中文摘要 终身多智能体路径寻觅（MAPF）对于现代仓库自动化至关重要，现代仓库自动化需要多个机器人持续导航无冲突路径，以优化整体系统吞吐量。然而，仓库环境的复杂性和长期MAPF的动态性，常常要求对传统的基于搜索的求解器进行昂贵的适应。虽然机器学习方法已被探索，但其优于基于搜索的方法仍未得出结论。本文介绍了强化学习（RL）引导的滚动地平线优先规划（RL-RH-PP），这是首个将强化学习与基于搜索的规划整合为终身MAPF的框架。具体来说，我们利用经典的优先级规划（PP）作为基础，使其在与基于学习的优先分配政策集成时具有简洁性和灵活性。通过将动态优先级分配表述为部分可观测马尔可夫决策过程（POMDP），RL-RH-PP利用了终身规划的顺序决策特性，同时将代理间复杂的时空交互委托给强化学习。基于注意力的神经网络能够实时自回归解码优先级命令，使PP规划者能够高效地进行顺序单代理规划。真实仓库模拟的评估显示，RL-RH-PP在基线中实现了最高的总吞吐量，并且能有效推广到代理密度、规划视野和仓库布局。我们的解释分析显示，RL-RH-PP主动优先处理拥堵的座席，并有策略地将座席从拥堵中重定向，缓解流量并提升吞吐量。这些发现凸显了以学习为导的方法在现代仓库自动化中补充传统启发式方法的潜力。

HDPO: Hybrid Distillation Policy Optimization via Privileged Self-Distillation

HDPO：通过特权自蒸馏优化混合蒸馏策略

Authors: Ken Ding
Subjects: Subjects: Machine Learning (cs.LG); Artificial Intelligence (cs.AI)
Arxiv link: https://arxiv.org/abs/2603.23871
Pdf link: https://arxiv.org/pdf/2603.23871
Abstract Large language models trained with reinforcement learning (RL) for mathematical reasoning face a fundamental challenge: on problems the model cannot solve at all - "cliff" prompts - the RL gradient vanishes entirely, preventing any learning signal from reaching these failure modes. We introduce Hybrid Distillation Policy Optimization (HDPO), which augments standard RL with privileged self-distillation targeting cliff prompts. On each training step, HDPO identifies prompts where all rollouts fail, generates privileged rollouts by providing the model with ground-truth information, filters for correct solutions, and distills the teacher's token-level distribution into the student.
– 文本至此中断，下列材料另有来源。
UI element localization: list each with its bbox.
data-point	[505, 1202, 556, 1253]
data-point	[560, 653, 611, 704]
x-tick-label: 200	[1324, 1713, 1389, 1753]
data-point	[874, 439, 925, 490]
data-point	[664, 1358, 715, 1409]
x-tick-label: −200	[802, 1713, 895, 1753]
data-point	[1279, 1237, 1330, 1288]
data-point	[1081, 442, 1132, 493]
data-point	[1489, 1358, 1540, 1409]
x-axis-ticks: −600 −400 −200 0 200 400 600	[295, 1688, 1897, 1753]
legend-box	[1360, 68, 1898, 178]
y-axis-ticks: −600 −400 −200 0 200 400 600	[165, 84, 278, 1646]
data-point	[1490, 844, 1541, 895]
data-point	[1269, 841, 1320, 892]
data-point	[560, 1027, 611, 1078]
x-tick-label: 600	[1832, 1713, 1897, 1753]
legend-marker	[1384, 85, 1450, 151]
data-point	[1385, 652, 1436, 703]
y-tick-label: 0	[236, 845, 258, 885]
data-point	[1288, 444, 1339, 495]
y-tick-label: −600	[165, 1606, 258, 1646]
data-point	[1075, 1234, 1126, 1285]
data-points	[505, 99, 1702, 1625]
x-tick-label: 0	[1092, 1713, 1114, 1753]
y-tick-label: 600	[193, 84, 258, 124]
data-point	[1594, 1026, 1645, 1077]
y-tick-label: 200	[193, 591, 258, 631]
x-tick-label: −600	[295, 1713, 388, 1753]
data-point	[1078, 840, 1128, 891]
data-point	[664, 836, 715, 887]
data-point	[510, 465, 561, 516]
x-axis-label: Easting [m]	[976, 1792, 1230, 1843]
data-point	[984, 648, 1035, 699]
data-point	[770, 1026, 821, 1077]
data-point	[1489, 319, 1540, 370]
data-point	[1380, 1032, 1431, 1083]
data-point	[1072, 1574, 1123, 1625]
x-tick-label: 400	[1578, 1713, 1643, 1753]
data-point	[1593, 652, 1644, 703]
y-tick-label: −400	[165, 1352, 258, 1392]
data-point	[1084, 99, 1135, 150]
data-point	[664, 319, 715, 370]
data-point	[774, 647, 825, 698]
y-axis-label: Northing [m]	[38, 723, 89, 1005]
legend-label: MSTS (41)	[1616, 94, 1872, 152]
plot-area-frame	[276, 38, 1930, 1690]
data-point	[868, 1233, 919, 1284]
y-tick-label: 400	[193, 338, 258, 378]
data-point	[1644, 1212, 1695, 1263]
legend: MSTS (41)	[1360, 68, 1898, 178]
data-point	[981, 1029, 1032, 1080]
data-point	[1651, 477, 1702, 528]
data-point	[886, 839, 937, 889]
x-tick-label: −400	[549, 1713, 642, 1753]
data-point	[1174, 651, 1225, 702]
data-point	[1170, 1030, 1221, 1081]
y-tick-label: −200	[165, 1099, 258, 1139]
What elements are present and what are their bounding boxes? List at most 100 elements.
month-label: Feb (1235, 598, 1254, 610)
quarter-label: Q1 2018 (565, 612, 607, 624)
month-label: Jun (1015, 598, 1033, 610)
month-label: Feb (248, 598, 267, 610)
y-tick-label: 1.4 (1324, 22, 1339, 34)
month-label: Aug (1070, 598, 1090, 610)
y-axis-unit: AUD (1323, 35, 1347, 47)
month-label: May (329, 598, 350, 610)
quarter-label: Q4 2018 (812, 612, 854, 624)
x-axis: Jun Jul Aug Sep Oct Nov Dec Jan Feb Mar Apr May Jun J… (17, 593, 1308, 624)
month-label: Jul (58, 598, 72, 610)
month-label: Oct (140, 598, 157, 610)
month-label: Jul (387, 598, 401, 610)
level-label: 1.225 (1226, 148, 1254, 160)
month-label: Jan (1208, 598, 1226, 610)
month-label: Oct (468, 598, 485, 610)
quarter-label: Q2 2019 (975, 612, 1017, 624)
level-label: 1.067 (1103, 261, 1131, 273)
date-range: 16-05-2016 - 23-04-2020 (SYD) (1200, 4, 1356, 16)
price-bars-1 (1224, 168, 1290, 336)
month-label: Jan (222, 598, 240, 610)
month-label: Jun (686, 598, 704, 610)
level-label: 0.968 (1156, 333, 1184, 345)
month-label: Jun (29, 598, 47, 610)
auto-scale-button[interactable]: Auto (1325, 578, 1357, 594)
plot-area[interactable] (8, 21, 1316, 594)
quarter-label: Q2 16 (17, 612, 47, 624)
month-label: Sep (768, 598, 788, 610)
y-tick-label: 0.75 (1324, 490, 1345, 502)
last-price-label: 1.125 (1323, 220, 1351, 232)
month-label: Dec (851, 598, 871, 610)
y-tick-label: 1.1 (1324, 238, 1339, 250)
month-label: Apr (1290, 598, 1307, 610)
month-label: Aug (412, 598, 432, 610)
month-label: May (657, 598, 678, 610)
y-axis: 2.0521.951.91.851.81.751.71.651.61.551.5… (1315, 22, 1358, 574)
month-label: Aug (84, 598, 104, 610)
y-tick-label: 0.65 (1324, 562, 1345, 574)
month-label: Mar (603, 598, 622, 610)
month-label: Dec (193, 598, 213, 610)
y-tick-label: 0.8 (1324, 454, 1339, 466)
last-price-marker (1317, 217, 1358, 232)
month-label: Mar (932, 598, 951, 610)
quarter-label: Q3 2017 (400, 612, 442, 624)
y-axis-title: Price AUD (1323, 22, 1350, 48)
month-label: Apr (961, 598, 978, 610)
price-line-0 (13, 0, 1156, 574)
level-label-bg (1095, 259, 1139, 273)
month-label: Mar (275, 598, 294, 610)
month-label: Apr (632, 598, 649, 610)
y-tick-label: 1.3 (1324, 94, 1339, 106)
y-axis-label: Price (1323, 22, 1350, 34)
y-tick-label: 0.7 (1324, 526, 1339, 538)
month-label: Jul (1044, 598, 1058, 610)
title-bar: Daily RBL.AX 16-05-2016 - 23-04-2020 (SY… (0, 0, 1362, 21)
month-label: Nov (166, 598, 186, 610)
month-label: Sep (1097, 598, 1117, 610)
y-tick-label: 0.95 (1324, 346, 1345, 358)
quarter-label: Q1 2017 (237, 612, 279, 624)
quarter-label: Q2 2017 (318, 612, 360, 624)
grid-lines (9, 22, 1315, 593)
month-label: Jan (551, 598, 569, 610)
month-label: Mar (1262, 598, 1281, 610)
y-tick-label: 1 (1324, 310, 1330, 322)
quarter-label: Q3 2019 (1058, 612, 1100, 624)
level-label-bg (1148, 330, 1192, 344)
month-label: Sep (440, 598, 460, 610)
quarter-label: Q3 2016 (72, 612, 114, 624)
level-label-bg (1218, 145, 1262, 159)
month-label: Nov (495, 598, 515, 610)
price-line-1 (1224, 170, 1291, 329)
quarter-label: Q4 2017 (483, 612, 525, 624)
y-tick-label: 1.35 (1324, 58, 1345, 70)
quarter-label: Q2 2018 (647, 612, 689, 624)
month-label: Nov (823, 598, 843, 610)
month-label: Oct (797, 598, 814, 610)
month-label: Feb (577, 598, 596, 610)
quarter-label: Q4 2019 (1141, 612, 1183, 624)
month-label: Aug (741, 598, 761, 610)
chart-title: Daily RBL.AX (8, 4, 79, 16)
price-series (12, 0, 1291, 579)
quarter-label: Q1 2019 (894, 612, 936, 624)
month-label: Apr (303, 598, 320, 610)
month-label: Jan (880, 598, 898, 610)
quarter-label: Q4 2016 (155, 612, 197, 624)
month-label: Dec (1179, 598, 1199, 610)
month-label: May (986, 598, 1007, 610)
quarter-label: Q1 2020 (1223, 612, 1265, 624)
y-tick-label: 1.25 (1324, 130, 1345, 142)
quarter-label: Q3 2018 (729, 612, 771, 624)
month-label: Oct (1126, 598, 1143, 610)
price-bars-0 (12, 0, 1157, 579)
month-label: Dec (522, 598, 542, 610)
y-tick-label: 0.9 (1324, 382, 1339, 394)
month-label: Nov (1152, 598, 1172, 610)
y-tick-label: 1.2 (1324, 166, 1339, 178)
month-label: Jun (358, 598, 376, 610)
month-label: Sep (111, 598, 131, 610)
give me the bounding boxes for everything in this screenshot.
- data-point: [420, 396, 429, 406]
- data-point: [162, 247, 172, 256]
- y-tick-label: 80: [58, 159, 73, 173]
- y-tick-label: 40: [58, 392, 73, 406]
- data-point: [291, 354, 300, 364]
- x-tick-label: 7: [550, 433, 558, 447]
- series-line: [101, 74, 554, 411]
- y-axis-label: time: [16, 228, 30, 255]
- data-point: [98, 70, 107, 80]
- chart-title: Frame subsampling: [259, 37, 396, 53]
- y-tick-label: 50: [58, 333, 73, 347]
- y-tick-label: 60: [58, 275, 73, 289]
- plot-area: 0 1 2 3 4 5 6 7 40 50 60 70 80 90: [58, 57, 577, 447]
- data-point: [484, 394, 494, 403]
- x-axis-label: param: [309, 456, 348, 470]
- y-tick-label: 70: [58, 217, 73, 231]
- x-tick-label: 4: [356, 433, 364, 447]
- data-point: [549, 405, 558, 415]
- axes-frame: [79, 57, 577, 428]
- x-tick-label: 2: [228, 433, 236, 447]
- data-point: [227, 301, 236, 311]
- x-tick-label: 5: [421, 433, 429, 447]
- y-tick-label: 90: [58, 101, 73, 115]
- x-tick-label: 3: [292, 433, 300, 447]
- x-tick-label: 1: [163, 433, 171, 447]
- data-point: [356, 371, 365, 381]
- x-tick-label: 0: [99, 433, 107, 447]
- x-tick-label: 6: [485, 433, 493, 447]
Because teacher and student share the same weights - differing only in their input - the realizability gap is provably bounded, unlike cross-model distillation. We prove that R=1 filtered privileged generation recovers the optimal KL-regularized RL policy in the hard-threshold limit. Experiments on OpenMathInstruct-2 with Qwen2.5-Math-1.5B-Instruct show that HDPO consistently improves coverage metrics (pass@4 by +0.8-1.1%, pass@8 by +0.4-1.7%) while maintaining greedy accuracy, with the distillation weight lambda providing direct control over the exploration-exploitation tradeoff.
中文摘要 用强化学习（RL）训练的大型数学推理模型面临一个根本挑战：在模型无法解决的问题——“悬崖”提示时，强化学习梯度完全消失，阻止任何学习信号达到这些失败模式。我们引入了混合蒸馏策略优化（HDPO），它通过特权自蒸馏针对悬崖提示来增强标准强化学习。在每个培训步骤中，HDPO识别所有推广失败的提示，通过提供实地信息生成特权推广，筛选正确解决方案，并将教师的代币级分布提炼到学生中。由于教师和学生共享相同的权重——仅在输入上有所不同——实现性差距是可证明的有界的，这与跨模型蒸馏不同。我们证明了 R=1 过滤特权生成在硬阈值限制下恢复了最优的 KL 正则化 RL 策略。在OpenMathInstruct-2上与Qwen2.5-Math-1.5B-Instruct的实验显示，HDPO在保持贪婪准确率的同时，持续提升覆盖度指标（pass@4提升+0.8-1.1%，pass@8提升+0.4-1.7%），蒸馏权重λ则直接控制探索与开发权衡。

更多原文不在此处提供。